Photo: Becca Pizzi at the road race she has held for the past nine years
It would already be an eventful year for Belmont’s best known runner, Becca Pizzi. It’s only going to get more existing in the next two months.
The two time champion of the World Marathon Challenge began the year coaching one of Boston’s greatest pro-athletes, former Boston Bruin captain Zdeno Chára, to race his first BAA Marathon in April.
Under her tutalage and running with her in the race, the 6-foot, nine-inch retired Bruin and the 5-foot, two inch Belmontian crossed the finish line hand-in-hand in 3 hours, 38 minutes and 23 seconds.
Being on the front of the sports pages worldwide would be enough for most runners to brag about; a month later – seemingly on a dare – Pizzi entered her first ultra-marathon, a 50-kilometer race in western Massachusetts. Up against veterans in the event, the first-timer won the race outright with a winning time of 3:59:11, smashing the women’s course record by 35 minutes and was the 24th-fastest 50K performance by a woman in the United States.
“It’s still great to win at 43 years old,” she said.
It was these accomplishments that Pizzi brought to Belmont on Aug. 27 as she hosted the 9th edition of the Becca Pizzi 5K road race, a fundraiser to support student scholarships and athletic material. Under wonderful conditions, nearly 360 runners took part in the 3.1 miles race from Harris Field to the Winn Brook School and back.
Nate Jackson cruised to a convincing victory in 15 minutes and 49 seconds. Finishing runner-up was All-American championship runner from his time at Belmont High. Victor Gras still holds every distance record at Belmont High School and won numerous state titles from the early 2000s traveled from New York City where he’s a senior vice president for a really cool company, YouGov, and finished in 17:17. Shannon Bueker took home the female title with a time of 18:32, edging out Haily Desmarais who came in at 18:56.
“It was an awesome day. The community shows up so hard. It’s just a great way to give back [to the community],” said Pizzi.
And there’s more to come for Pizzi in 2023. Later this month, Pizzi will travel to Wyoming to participate in the Jackson Hole Marathon on Sept. 23, completing her goal of running 50 marathons in 50 states.
“It’s been a ten-year journey; five marathons a year.
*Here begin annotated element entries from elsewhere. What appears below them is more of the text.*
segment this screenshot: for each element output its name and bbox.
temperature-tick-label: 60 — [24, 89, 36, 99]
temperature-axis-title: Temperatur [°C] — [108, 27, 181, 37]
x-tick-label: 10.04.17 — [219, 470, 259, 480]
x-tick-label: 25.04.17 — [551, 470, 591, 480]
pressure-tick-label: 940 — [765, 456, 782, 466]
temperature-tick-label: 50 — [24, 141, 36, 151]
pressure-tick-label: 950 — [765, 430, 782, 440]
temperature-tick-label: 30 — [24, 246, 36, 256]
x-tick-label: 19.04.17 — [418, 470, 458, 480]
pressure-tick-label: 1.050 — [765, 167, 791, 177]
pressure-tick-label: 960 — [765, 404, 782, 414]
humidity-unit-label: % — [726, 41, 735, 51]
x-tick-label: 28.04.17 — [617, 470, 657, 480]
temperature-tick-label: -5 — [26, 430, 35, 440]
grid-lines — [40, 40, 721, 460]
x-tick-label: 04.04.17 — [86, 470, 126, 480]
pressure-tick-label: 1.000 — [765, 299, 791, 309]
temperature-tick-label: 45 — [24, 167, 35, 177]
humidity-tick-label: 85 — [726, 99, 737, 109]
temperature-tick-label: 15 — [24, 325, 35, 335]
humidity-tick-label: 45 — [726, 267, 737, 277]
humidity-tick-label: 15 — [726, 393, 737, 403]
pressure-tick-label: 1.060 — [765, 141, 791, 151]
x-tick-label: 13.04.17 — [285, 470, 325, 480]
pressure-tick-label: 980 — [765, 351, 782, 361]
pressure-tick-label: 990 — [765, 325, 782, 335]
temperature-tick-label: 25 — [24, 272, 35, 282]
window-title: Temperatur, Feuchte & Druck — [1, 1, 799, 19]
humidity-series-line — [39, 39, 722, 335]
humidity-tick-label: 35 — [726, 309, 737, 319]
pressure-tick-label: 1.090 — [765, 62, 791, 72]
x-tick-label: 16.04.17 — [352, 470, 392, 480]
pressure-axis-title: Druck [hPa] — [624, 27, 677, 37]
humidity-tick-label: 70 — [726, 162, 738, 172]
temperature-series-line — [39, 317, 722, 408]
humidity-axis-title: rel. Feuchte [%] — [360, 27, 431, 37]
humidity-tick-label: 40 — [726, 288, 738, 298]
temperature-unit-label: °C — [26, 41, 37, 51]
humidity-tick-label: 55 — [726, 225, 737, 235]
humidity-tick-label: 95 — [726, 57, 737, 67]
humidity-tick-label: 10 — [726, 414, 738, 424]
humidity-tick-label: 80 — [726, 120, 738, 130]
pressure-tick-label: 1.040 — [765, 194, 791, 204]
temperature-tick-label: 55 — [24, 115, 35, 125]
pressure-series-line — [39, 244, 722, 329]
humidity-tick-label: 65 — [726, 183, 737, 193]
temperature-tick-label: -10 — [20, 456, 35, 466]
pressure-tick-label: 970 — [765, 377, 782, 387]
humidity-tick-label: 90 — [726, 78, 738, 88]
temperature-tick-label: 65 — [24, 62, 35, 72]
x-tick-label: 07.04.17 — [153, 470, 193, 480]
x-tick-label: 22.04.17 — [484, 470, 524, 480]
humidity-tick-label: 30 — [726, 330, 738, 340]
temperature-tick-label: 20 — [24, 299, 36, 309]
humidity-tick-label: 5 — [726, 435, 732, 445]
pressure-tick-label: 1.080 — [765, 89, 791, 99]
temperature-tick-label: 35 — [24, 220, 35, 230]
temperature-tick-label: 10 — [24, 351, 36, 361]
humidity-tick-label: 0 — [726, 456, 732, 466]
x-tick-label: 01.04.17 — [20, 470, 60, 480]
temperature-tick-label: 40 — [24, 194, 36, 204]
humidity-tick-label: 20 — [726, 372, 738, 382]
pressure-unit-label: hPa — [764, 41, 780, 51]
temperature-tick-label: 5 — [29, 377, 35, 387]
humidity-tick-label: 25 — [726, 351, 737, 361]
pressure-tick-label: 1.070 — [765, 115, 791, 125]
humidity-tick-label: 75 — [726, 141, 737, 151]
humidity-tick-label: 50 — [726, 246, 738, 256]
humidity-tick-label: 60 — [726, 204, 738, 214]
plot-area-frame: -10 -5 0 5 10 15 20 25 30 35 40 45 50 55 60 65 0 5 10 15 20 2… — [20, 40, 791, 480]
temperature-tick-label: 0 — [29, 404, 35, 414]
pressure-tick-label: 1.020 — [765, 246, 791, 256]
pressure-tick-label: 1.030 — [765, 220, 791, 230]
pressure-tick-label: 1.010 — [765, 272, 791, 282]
I got serious about it two years ago,” said Pizzi. “It’s an incredible way to see the US.”
Just three weeks later, on Saturday, Oct. 14, Pizzi will participate in the ultimate triathlon in the world, the 2023 Ironman World Championship Women’s Race in Kailua Kona, Hawaii. Pizzi was honored by receiving one of a handful of non-qualifying slots in the famous swim-cycling-running race that covers a total of 140.6 miles.
While a great runner and a good cyclist, getting ready for a 2.4 mile ocean swim has been daunting for Pizzi.
“Not really,” Pizzi said about her swimming attributes. “I’m going to Walden Pond because you can’t train for this in a pool.”